Два черных попа ввели под руки владыку. Поднялись вверх черные крылья владычной мантии, благословляя совет. Твердиславич очнулся от дремы. Вначале он различал впереди только зелень «скрижалей» и яркие, точно огоньки, струи «источников» на мантии; потом, как из тумана, выплыли перед глазами сморщенные, будто выточенные из сухой коры, старческие двоеперстия. Под сводами палаты прозвучал тонкий, высокий голос владыки:
— Благодать и мир да пребудут с вами, мужи нову-городстии! Во имя отца, и сына, и святаго духа!..
— Аминь, — ответил за всех первый владычный боярин Якун Лизута. Он появился в палате вслед за владыкой.
Служки зажгли восковые свечи.
— Владыка архиепискуп недужит нынче, мужи, — опускаясь на свое место, рядом с местом архиепископа, нарушил молчание Лизута. — Благословил он мне, болярину своему, начать совет.
— О чем совету быть, болярин Якун? — спросил Никифор Есипович.

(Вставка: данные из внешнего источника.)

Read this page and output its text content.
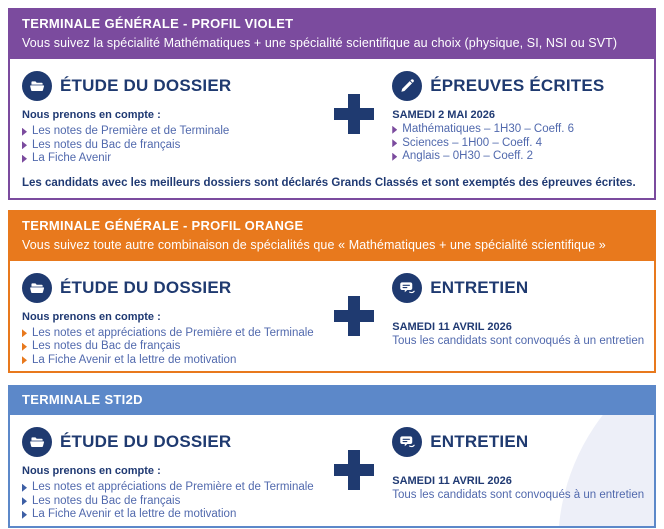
TERMINALE GÉNÉRALE - PROFIL VIOLET
Vous suivez la spécialité Mathématiques + une spécialité scientifique au choix (physique, SI, NSI ou SVT)
ÉTUDE DU DOSSIER

Nous prenons en compte :

Les notes de Première et de Terminale
Les notes du Bac de français
La Fiche Avenir
ÉPREUVES ÉCRITES

SAMEDI 2 MAI 2026

Mathématiques – 1H30 – Coeff. 6
Sciences – 1H00 – Coeff. 4
Anglais – 0H30 – Coeff. 2

Les candidats avec les meilleurs dossiers sont déclarés Grands Classés et sont exemptés des épreuves écrites.

TERMINALE GÉNÉRALE - PROFIL ORANGE
Vous suivez toute autre combinaison de spécialités que « Mathématiques + une spécialité scientifique »
ÉTUDE DU DOSSIER

Nous prenons en compte :

Les notes et appréciations de Première et de Terminale
Les notes du Bac de français
La Fiche Avenir et la lettre de motivation
ENTRETIEN

SAMEDI 11 AVRIL 2026

Tous les candidats sont convoqués à un entretien
TERMINALE STI2D
ÉTUDE DU DOSSIER

Nous prenons en compte :

Les notes et appréciations de Première et de Terminale
Les notes du Bac de français
La Fiche Avenir et la lettre de motivation
ENTRETIEN

SAMEDI 11 AVRIL 2026

Tous les candidats sont convoqués à un entretien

Лицо его с выдавшейся вперед редкой бородой выражало не то недовольство, не то удивление тому, что услышал он от владычного боярина.
Лизута ответил не сразу. Он помолчал, как бы ожидая, о чем еще молвят верхние? Но так как никто из бояр не открыл уст, Лизута привстал и заговорил:
— Есть тревога, Никифоре, у Великого Новгорода. Иноземные гости, что сидят на Готском дворе, жалуются на пошлины наши, — молвил и прищуренным взглядом обвел палату. — И на то жалуются, — продолжал, — обегают-де нынче на Новгороде сукна ипские и лангемаркские, мало берут соленой рыбы и мальвазеи. Мало-де и своих товаров дают новгородцы на иноземные ладьи. В клетях у новгородских торговых гостей много воску, льна и мехов дорогих — всего, в чем нуждаются иноземцы, но гостиное добро не идет на торг; новгородские гости сами собирают ладьи в Висби. И болярство вотчинное, чьим умом и силою славен Великий Новгород, тоже запирает ворота перед иноземцами. Ломятся от богатой дани с вотчин болярские клети, но добро из клетей идет не на торг, а житым людям да гостям новгородским. Правда, ох правда, мужи, в жалобах иноземцев, — вздохнул Лизута. — Милостивы мы к своим. Иноземцы за воск, за лен, за железные крицы дают серебро и дорогие товары, а мы, по неразумию своему, отдаем добро житым людям и гостиным по долговым грамотам. Давно ли слышали на княжем суде, как князь Александр винил гостей из Висби за то, что не везут они на торг в Новгород железа и меди. Все мы слышали княжее слово и молчали, не молвили, что и сами не даем железа на иноземные ладьи, браним иноземцев. Болярин Стефан намедни, — Лизута остановил взгляд на Стефане Твердиславиче, — чуть ли не боем выгнал иноземных гостей со своего двора.